Perjuangan Sontiar Anitra Dituduh PKI, Pistol di Atas Meja Interogasi

Jakarta, IDN Times - Sontiar Anitra Sitanggang berbagi cerita kerusuhan di Jakarta yang membuat rezim Orde Baru memburu aktivis Partai Rakyat Demokratik (PRD) yang dituduh sebagai dalang kerusuhan pada 27 Juli 1996.
Cerita itu dituangkan dalam buku ‘Memori Perempuan Berjuang Melawan Tiran’ yang diluncurkan oleh Aktivis Perempuan 1998 pada Jumat (7/3/2024).
Anitra mengawali ceritanya dari kesulitan ekonomi yang dialami keluarga setelah sang ayah jatuh sakit dan tak mampu membiayai pendidikan Anitara ke bangku kuliah. Ia pun memutuskan berangkat ke Kota Medan untuk bekerja di PT Al Ichwan, sebuah pabrik konveksi yang dipimpin Mukhtar Pakpahan, ketua dan pendiri Serikat Buruh Sejahtera Indonesia (SBSI).
Dalam massa kerusuhan zaman Orba saat itu, pabrik-pabrik menutup pintu masuk, karena khawatir buruh membuat keonaran.
“Pada hari itu buruh di pabrik tempatku bekerja seharusnya menerima gaji. Karena pintu pabrik ditutup, kami terpaksa berkerumun di depan pabrik, seolah mogok,” kata Anitra dikutip IDN Times dari buku bersampul merah itu.
1. PRD dituduh sebagai dalang kerusuhan 1998
Pada hari kedua, beberapa aktivis mahasiswa dari Partai Rakyat Demokratik (PRD) dan pegiat lembaga swadaya masyarakat (LSM) datang ke pabrik. Mereka membaur dengan buruh.
Para aktivis mahasiswa itu mendekati buruh yang dianggap vokal. Mereka membantu menyiapkan perangkat aksi, tim delegasi untuk berunding, dan poin-poin tuntutan kepada perusahaan, seperti kenaikan upah, cuti kerja, dan uang lembur yang harus sesuai dengan undang-undang.
“Setahun berlalu. Pada 1995, aku dan kawan-kawan buruhku mogok kerja. Pemogokan ini dipicu beban kerja kami, karena pengusaha yang sewenang-wenang tidak menjalankan kesepakatan pascaaksi pada 1994,” ujarnya.
Mereka tidak hanya mogok kerja, tetapi berdemonstrasi selama lima hari berturut-turut di muka kantor Dewan Perwakilan Rakyat Daerah (DPRD) Provinsi Sumatera Utara. Saat itu para aktivis PRD membantu persiapan mogok dan aksi.

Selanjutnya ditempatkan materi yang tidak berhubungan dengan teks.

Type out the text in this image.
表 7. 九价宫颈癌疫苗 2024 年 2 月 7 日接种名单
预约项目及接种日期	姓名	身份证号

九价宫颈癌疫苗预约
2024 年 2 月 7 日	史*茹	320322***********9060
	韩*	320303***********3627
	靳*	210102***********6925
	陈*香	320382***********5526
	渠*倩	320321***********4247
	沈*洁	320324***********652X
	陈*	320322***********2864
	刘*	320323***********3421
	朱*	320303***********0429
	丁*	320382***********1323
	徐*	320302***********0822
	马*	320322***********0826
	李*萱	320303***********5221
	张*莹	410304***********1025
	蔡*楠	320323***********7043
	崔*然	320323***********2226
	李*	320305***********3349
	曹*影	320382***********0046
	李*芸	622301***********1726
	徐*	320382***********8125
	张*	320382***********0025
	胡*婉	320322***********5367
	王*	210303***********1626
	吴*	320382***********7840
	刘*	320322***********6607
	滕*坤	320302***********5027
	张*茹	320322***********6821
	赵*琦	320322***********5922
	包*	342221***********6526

Interaksiku dengan orang-orang PRD terus berlanjut. Mereka datang ke permukiman buruh di zona Binjai untuk mendiskusikan masalah perburuhan. Lamakelamaan peserta diskusi yang terlibat tidak hanya dari satu pabrik atau zona, tetapi dari berbagai pabrik dan zona industri selain Binjai, seperti Belawan dan Tanjung Morawa.
Topik diskusi pun meluas tidak hanya tentang hak-hak buruh, tetapi juga tentang politik dan perlawanan terhadap rezim. Aku mulai terlibat dalam pertemuan internal, diskusi, dan pendi dikan politik yang diselenggarakan PRD.
“Pada 27 Juli 1996 pecah kerusuhan di Jakarta yang membuat rezim Orde Baru memburu aktivis PRD yang dituduh sebagai dalang kerusuhan. Tuduhan keji itu berdampak ke daerah-daerah di luar Jakarta. Aparat mengejar dan menangkap orang-orang yang dianggap anggota ataupun simpatisan PRD,” kata Anitra.